Paper ID: 2401.07669
FiGCLIP: Fine-Grained CLIP Adaptation via Densely Annotated Videos
Darshan Singh S, Zeeshan Khan, Makarand Tapaswi
While contrastive language image pretraining (CLIP) have exhibited impressive performance by learning highly semantic and generalized representations, recent works have exposed a fundamental drawback in its syntactic properties, that includes interpreting fine-grained attributes, actions, spatial relations, states, and details that require compositional reasoning. One reason for this is that natural captions often do not capture all the visual details of a scene. This leads to unaddressed visual concepts being misattributed to the wrong words. And the pooled image and text features, ends up acting as a bag of words, hence losing the syntactic information. In this work, we ask: Is it possible to enhance CLIP's fine-grained and syntactic abilities without compromising its semantic properties? We show that this is possible by adapting CLIP efficiently on a high-quality, comprehensive, and relatively small dataset. We demonstrate our adaptation strategy on VidSitu, a video situation recognition dataset annotated with verbs and rich semantic role labels (SRL).

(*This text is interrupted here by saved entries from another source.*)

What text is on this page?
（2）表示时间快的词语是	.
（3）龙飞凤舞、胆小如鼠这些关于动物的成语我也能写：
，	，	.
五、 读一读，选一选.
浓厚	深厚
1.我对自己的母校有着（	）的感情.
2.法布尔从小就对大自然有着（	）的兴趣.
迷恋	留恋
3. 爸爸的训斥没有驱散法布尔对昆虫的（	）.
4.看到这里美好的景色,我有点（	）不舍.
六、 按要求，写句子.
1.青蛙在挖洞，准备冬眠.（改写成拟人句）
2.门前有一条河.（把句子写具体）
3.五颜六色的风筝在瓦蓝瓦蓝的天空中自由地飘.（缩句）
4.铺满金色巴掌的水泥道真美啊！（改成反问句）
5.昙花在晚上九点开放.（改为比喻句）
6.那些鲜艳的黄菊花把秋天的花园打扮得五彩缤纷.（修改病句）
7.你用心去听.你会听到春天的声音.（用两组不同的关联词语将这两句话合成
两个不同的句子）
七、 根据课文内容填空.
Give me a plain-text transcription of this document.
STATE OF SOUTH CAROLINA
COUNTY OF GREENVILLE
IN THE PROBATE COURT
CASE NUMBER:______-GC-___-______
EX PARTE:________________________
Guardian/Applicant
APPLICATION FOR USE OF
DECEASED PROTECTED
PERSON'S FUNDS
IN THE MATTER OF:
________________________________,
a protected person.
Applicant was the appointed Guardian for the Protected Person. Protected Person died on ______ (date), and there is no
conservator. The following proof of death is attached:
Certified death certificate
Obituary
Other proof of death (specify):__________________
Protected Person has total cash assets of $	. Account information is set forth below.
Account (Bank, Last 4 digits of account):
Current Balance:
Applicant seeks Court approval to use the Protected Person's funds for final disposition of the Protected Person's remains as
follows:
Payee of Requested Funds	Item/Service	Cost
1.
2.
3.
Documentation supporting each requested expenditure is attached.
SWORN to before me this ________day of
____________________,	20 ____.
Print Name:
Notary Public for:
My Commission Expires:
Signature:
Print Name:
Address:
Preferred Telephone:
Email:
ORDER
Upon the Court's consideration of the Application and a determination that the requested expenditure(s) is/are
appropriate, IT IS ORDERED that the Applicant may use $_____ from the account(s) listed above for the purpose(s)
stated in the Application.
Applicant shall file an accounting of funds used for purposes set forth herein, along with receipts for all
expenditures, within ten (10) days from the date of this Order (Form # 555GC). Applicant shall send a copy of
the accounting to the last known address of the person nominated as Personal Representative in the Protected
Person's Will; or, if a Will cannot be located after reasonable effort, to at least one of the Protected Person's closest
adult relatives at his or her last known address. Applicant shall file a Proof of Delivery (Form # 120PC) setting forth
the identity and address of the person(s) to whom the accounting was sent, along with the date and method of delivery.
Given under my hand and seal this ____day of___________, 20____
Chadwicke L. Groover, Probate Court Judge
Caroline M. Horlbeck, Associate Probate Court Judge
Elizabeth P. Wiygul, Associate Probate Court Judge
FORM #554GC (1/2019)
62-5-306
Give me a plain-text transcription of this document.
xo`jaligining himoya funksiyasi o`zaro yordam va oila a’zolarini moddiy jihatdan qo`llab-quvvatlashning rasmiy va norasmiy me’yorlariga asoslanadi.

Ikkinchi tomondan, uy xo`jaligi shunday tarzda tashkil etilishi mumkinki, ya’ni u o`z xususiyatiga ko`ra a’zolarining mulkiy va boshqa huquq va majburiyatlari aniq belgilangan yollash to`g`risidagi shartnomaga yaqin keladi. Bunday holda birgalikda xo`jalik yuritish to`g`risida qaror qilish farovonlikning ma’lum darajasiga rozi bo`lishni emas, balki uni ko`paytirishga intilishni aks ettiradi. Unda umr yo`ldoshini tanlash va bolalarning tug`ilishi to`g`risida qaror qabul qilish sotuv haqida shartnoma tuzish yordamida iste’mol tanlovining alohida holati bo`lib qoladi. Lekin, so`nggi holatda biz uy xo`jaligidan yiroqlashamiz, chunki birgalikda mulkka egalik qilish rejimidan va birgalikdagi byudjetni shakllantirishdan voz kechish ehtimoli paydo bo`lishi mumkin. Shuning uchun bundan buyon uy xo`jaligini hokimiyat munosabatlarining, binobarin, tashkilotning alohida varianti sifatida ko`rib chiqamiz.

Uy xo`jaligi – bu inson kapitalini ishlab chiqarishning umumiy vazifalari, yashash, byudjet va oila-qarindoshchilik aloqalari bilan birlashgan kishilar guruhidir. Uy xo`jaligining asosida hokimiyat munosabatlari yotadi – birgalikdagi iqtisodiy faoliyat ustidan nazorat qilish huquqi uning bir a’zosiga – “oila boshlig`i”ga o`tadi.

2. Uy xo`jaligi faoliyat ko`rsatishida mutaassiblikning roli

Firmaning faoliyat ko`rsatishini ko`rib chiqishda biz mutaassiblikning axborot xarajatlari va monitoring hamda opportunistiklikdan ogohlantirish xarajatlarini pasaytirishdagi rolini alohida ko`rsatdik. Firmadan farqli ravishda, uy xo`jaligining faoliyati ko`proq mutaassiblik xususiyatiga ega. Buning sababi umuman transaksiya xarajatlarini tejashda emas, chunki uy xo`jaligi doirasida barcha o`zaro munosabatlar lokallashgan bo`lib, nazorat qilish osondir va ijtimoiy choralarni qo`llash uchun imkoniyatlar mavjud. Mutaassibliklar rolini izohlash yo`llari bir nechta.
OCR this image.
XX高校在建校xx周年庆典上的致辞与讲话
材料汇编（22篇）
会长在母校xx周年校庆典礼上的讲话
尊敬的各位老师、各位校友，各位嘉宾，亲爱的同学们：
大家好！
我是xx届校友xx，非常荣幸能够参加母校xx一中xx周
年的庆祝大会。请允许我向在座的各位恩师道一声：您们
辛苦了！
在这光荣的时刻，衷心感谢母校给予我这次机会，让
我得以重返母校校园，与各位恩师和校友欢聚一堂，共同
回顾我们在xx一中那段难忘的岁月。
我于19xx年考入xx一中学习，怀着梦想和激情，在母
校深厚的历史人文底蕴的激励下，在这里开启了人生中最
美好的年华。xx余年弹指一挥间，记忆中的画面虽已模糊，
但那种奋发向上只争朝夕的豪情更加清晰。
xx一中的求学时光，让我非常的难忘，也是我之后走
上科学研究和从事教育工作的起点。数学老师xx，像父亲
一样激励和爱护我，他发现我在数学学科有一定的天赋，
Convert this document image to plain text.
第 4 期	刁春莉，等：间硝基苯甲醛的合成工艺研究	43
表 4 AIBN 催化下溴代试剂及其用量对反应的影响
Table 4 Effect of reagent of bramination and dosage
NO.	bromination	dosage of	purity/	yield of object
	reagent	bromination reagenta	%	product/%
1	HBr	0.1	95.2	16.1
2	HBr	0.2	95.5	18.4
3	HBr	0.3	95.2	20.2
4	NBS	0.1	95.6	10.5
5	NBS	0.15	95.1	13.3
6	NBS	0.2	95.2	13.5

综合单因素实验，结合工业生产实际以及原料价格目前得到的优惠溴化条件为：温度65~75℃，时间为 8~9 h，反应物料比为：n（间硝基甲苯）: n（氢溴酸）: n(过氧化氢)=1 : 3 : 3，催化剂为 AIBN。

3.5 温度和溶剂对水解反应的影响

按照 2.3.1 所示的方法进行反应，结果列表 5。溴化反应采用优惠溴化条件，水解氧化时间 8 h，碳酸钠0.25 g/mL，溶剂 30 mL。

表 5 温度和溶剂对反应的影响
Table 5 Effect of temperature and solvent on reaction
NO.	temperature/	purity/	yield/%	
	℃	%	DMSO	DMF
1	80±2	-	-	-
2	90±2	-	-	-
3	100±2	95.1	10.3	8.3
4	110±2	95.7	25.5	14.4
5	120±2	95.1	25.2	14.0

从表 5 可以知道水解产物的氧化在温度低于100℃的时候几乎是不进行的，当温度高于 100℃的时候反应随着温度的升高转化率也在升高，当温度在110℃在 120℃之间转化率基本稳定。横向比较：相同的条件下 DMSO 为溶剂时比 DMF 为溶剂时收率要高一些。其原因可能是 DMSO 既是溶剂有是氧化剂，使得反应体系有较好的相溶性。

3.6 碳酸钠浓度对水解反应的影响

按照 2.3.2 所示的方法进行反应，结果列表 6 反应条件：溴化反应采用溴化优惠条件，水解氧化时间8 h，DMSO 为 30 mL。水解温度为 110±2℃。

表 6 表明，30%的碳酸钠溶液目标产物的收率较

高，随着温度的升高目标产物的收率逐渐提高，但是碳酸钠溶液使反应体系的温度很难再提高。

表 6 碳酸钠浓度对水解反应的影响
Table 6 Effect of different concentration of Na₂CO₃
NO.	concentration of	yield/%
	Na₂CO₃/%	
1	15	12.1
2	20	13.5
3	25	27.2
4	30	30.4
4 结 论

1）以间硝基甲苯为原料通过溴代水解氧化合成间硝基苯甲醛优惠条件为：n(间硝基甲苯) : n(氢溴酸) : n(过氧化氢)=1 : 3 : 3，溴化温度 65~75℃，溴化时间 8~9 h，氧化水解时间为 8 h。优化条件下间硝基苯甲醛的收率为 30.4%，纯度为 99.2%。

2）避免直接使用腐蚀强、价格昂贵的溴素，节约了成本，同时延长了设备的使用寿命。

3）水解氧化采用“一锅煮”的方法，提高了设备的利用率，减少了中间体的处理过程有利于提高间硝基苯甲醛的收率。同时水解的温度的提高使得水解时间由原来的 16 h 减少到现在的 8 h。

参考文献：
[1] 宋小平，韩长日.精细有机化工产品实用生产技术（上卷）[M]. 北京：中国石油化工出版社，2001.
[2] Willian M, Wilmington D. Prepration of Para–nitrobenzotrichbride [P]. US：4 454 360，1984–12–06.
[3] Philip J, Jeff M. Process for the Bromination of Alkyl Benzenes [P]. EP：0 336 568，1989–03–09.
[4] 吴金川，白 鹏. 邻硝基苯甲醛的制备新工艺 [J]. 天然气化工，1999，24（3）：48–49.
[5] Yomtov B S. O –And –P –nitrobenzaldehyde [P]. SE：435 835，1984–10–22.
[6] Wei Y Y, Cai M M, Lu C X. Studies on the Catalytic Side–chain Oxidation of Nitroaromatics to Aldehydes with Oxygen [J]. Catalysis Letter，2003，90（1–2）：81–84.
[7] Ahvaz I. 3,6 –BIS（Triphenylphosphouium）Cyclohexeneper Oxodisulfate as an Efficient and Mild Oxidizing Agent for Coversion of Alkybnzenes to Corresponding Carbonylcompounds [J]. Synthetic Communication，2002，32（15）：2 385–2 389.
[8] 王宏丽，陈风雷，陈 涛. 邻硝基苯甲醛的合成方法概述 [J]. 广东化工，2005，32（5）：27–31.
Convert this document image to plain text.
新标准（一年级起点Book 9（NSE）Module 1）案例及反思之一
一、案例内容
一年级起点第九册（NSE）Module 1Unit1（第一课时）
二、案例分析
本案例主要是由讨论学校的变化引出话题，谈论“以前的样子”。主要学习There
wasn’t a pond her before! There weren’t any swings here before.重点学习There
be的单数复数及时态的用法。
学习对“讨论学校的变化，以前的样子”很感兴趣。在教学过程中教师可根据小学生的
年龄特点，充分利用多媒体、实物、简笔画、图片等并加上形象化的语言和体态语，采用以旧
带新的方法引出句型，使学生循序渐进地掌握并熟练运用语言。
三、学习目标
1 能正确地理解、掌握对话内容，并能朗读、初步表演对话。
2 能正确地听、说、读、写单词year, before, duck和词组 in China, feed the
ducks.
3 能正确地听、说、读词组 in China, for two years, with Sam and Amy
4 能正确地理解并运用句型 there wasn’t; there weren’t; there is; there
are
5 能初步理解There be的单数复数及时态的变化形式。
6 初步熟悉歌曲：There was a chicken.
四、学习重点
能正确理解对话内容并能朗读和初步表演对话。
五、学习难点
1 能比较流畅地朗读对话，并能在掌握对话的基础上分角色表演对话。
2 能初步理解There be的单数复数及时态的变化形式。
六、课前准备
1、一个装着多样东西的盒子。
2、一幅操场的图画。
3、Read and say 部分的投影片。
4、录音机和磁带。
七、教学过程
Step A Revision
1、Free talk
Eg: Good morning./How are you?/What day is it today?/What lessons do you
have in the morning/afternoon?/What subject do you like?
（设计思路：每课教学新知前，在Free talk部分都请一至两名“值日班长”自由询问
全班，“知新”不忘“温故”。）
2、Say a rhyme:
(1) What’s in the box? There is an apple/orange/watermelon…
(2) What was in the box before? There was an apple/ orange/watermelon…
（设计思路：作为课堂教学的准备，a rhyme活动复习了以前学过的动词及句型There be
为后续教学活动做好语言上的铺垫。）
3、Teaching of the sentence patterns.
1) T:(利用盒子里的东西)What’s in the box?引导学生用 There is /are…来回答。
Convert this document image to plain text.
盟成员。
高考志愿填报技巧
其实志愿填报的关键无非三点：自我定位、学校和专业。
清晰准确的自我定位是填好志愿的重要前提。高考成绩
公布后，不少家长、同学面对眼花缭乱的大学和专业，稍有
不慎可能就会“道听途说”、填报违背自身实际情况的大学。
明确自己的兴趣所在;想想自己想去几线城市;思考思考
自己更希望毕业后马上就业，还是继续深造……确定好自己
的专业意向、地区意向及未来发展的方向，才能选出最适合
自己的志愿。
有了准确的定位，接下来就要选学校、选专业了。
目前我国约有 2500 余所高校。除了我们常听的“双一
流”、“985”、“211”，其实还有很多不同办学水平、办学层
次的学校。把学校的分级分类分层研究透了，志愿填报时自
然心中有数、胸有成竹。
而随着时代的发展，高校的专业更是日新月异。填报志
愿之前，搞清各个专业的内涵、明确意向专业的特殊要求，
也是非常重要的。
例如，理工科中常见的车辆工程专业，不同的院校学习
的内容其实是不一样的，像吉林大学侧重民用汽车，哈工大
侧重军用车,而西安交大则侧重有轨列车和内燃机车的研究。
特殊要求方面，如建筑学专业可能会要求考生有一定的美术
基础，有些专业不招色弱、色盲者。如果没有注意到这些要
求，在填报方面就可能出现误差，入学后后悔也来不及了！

We use the SRL and verb information to create rule-based detailed captions, making sure they capture most of the visual concepts. Combined with hard negatives and hierarchical losses, these annotations allow us to learn a powerful visual representation, dubbed Fine-Grained CLIP (FiGCLIP), that preserves semantic understanding while being detail-oriented. We evaluate on five diverse vision-language tasks in both fine-tuning and zero-shot settings, achieving consistent improvements over the base CLIP model.
Submitted: Jan 15, 2024